VDC argues otherwise, claiming that the Board should have considered "CLOTHES THAT WORK" as simply the abbreviated version of "CLOTHES THAT WORK. FOR THE WORK YOU DO," both of which lead purchasers to believe the merchandise sold under either emanates from the same source. However, in its briefs and at oral argument, VDC's assertions appear to be little more than ipse dixit contentions.
Simply because a mark is a portion of an earlier mark, our analysis should not stop there. Instead, our inquiry must focus on both marks in their entirety to determine whether each conveys the same commercial impression. See American Paging Inc. v. American Mobilphone Inc., 13 USPQ2d 2036, 2039 (TTAB 1989), aff'd 923 F.2d 869 (Fed. Cir. 1990). Tacking is occasionally permitted where the two marks, though differing slightly in their literal meaning or grammatical presentation, nevertheless possess the same connotation in context. Laura Scudder's v. Pacific Gamble Robinson Co., 136 USPQ 418, 419-20 (TTAB 1962) (Board permitted tacking of the mark "BLUE BIRD" to the use of "BLUE ROBIN" because both marks "create substantially the same general impression, namely, that of a blue-colored bird"). However, that is not the case before us.
Here, the Board concluded that under the stringent standards applicable to tacking proposals, the two marks were not legal equivalents because the purchasers "would clearly differentiate them." Although a legal determination is not entitled to deferential review, this conclusion simply has not been shown to be in error. No binding precedent with comparable differences in the marks but with a contrary conclusion has been cited. Nor has the Board's conclusion been demonstrated to rest on an unreasonable interpretation of the language of the marks. Finally, the Board's conclusion necessarily implies a foundational finding that the two marks create differing commercial impressions in the minds of consumers, a finding that has not been proven clearly erroneous.

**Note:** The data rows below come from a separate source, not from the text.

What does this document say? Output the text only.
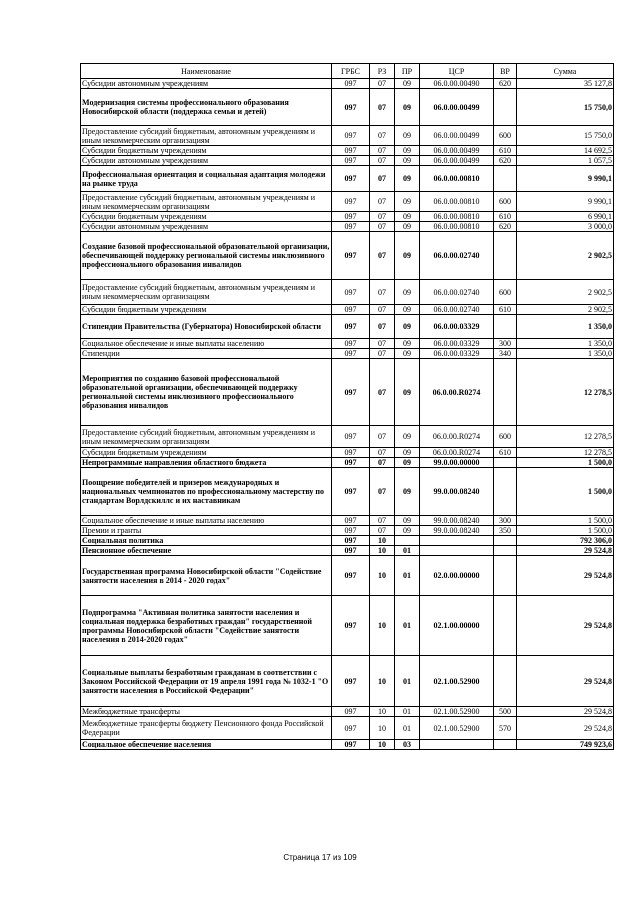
Наименование	ГРБС	РЗ	ПР	ЦСР	ВР	Сумма
Субсидии автономным учреждениям	097	07	09	06.0.00.00490	620	35 127,8
Модернизация системы профессионального образования Новосибирской области (поддержка семьи и детей)	097	07	09	06.0.00.00499		15 750,0
Предоставление субсидий бюджетным, автономным учреждениям и иным некоммерческим организациям	097	07	09	06.0.00.00499	600	15 750,0
Субсидии бюджетным учреждениям	097	07	09	06.0.00.00499	610	14 692,5
Субсидии автономным учреждениям	097	07	09	06.0.00.00499	620	1 057,5
Профессиональная ориентация и социальная адаптация молодежи на рынке труда	097	07	09	06.0.00.00810		9 990,1
Предоставление субсидий бюджетным, автономным учреждениям и иным некоммерческим организациям	097	07	09	06.0.00.00810	600	9 990,1
Субсидии бюджетным учреждениям	097	07	09	06.0.00.00810	610	6 990,1
Субсидии автономным учреждениям	097	07	09	06.0.00.00810	620	3 000,0
Создание базовой профессиональной образовательной организации, обеспечивающей поддержку региональной системы инклюзивного профессионального образования инвалидов	097	07	09	06.0.00.02740		2 902,5
Предоставление субсидий бюджетным, автономным учреждениям и иным некоммерческим организациям	097	07	09	06.0.00.02740	600	2 902,5
Субсидии бюджетным учреждениям	097	07	09	06.0.00.02740	610	2 902,5
Стипендии Правительства (Губернатора) Новосибирской области	097	07	09	06.0.00.03329		1 350,0
Социальное обеспечение и иные выплаты населению	097	07	09	06.0.00.03329	300	1 350,0
Стипендии	097	07	09	06.0.00.03329	340	1 350,0
Мероприятия по созданию базовой профессиональной образовательной организации, обеспечивающей поддержку региональной системы инклюзивного профессионального образования инвалидов	097	07	09	06.0.00.R0274		12 278,5
Предоставление субсидий бюджетным, автономным учреждениям и иным некоммерческим организациям	097	07	09	06.0.00.R0274	600	12 278,5
Субсидии бюджетным учреждениям	097	07	09	06.0.00.R0274	610	12 278,5
Непрограммные направления областного бюджета	097	07	09	99.0.00.00000		1 500,0
Поощрение победителей и призеров международных и национальных чемпионатов по профессиональному мастерству по стандартам Ворлдскиллс и их наставникам	097	07	09	99.0.00.08240		1 500,0
Социальное обеспечение и иные выплаты населению	097	07	09	99.0.00.08240	300	1 500,0
Премии и гранты	097	07	09	99.0.00.08240	350	1 500,0
Социальная политика	097	10				792 306,0
Пенсионное обеспечение	097	10	01			29 524,8
Государственная программа Новосибирской области "Содействие занятости населения в 2014 - 2020 годах"	097	10	01	02.0.00.00000		29 524,8
Подпрограмма "Активная политика занятости населения и социальная поддержка безработных граждан" государственной программы Новосибирской области "Содействие занятости населения в 2014-2020 годах"	097	10	01	02.1.00.00000		29 524,8
Социальные выплаты безработным гражданам в соответствии с Законом Российской Федерации от 19 апреля 1991 года № 1032-1 "О занятости населения в Российской Федерации"	097	10	01	02.1.00.52900		29 524,8
Межбюджетные трансферты	097	10	01	02.1.00.52900	500	29 524,8
Межбюджетные трансферты бюджету Пенсионного фонда Российской Федерации	097	10	01	02.1.00.52900	570	29 524,8
Социальное обеспечение населения	097	10	03			749 923,6
Страница 17 из 109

As the Board noted, tacking in general should be condoned only in "rare instances." Wear-Guard, slip op. at 7, citing 1 J. Gilson, Trademark Protection and Practice, § 3.03 at 3-48 (1983). And it would be clearly contrary to well-established principles of trademark law to sanction the tacking of a mark with a narrow commercial impression onto one with a broader commercial impression. See, e.g., Corporate Fitness Programs v. Weider Health and Fitness, 2 USPQ2d 1682 (TTAB 1987) (Board rejected attempt to "tack" applicant's earlier mark "SHAPE UP" to later mark "SHAPE"); Viviane Woodard Corp. v. Roberts, 181 USPQ 840 (TTAB 1974) (prior use of the mark "ALTER EGO" cannot be tacked onto use of mark "EGO"); Polo Fashions, Inc. v. Extra Special Products, Inc., 451 F. Supp. 555, 200 USPQ 161 (S.D.N.Y. 1978) ("Marco Polo" may not be tacked onto "Polo").

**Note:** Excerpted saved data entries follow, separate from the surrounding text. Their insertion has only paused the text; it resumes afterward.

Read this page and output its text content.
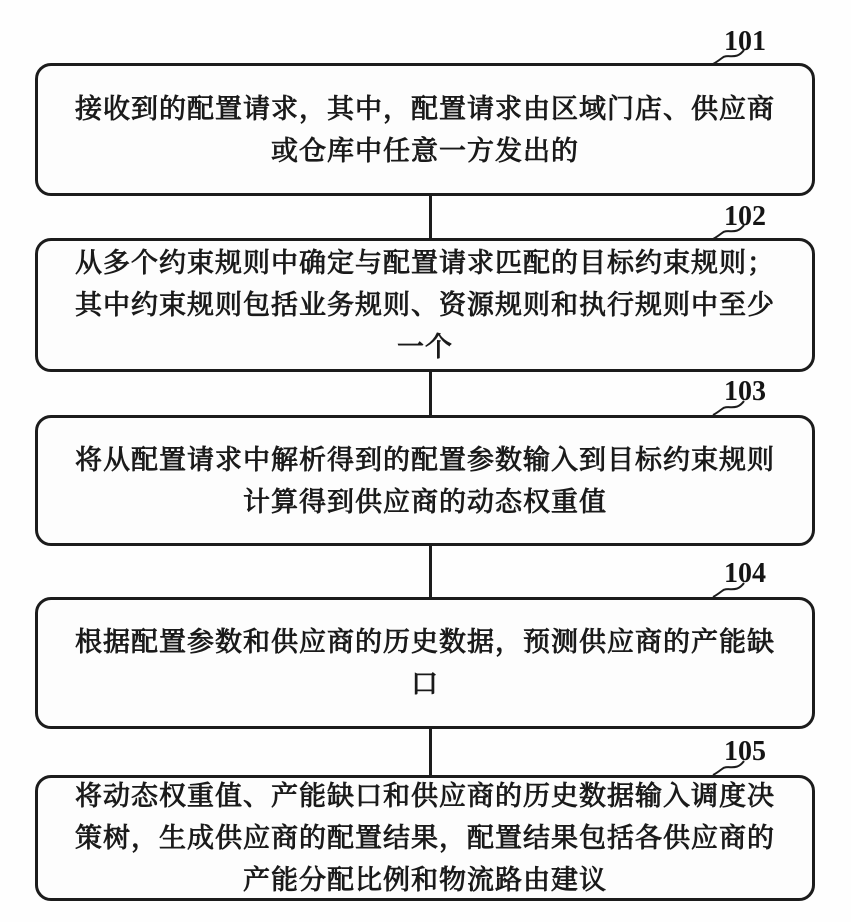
101
接收到的配置请求，其中，配置请求由区域门店、供应商
或仓库中任意一方发出的
102
从多个约束规则中确定与配置请求匹配的目标约束规则；
其中约束规则包括业务规则、资源规则和执行规则中至少
一个
103
将从配置请求中解析得到的配置参数输入到目标约束规则
计算得到供应商的动态权重值
104
根据配置参数和供应商的历史数据，预测供应商的产能缺
口
105
将动态权重值、产能缺口和供应商的历史数据输入调度决
策树，生成供应商的配置结果，配置结果包括各供应商的
产能分配比例和物流路由建议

Because the Board's determination that "CLOTHES THAT WORK" and "CLOTHES THAT WORK. FOR THE WORK YOU DO" are not legal equivalents for tacking purposes is correct as a matter of law, the Board's decision is
The question requiring decision is whether Van Dyne-Crotty, registrant of the mark "CLOTHES THAT WORK", is entitled to the earlier dates of use of "CLOTHES THAT WORK. FOR THE WORK YOU DO", a mark purchased from Horace Small Manufacturing Company, who had been using it since 1974.
I can not agree with the panel majority that the marks are not "legal equivalents" based on their visual and oral appearance and their use with similar goods. In the ordinary environment where consumers see and hear the slogans of trade, there is no significant difference between CLOTHES THAT WORK, the mark used by Van Dyne-Crotty, and CLOTHES THAT WORK with the added clause FOR THE WORK YOU DO. The appended clause does not change the commercial impression of CLOTHES THAT WORK; it is simply an explanation, a reinforcement — as is often seen in commercial usage. The appended clause does not convert CLOTHES THAT WORK into a different mark, as the panel majority holds.
However, I believe that the facts do not support attributing to Van Dyne-Crotty the dates of use by Horace Small. On this basis I reach the same result as does the panel majority, and thus I concur in the judgment.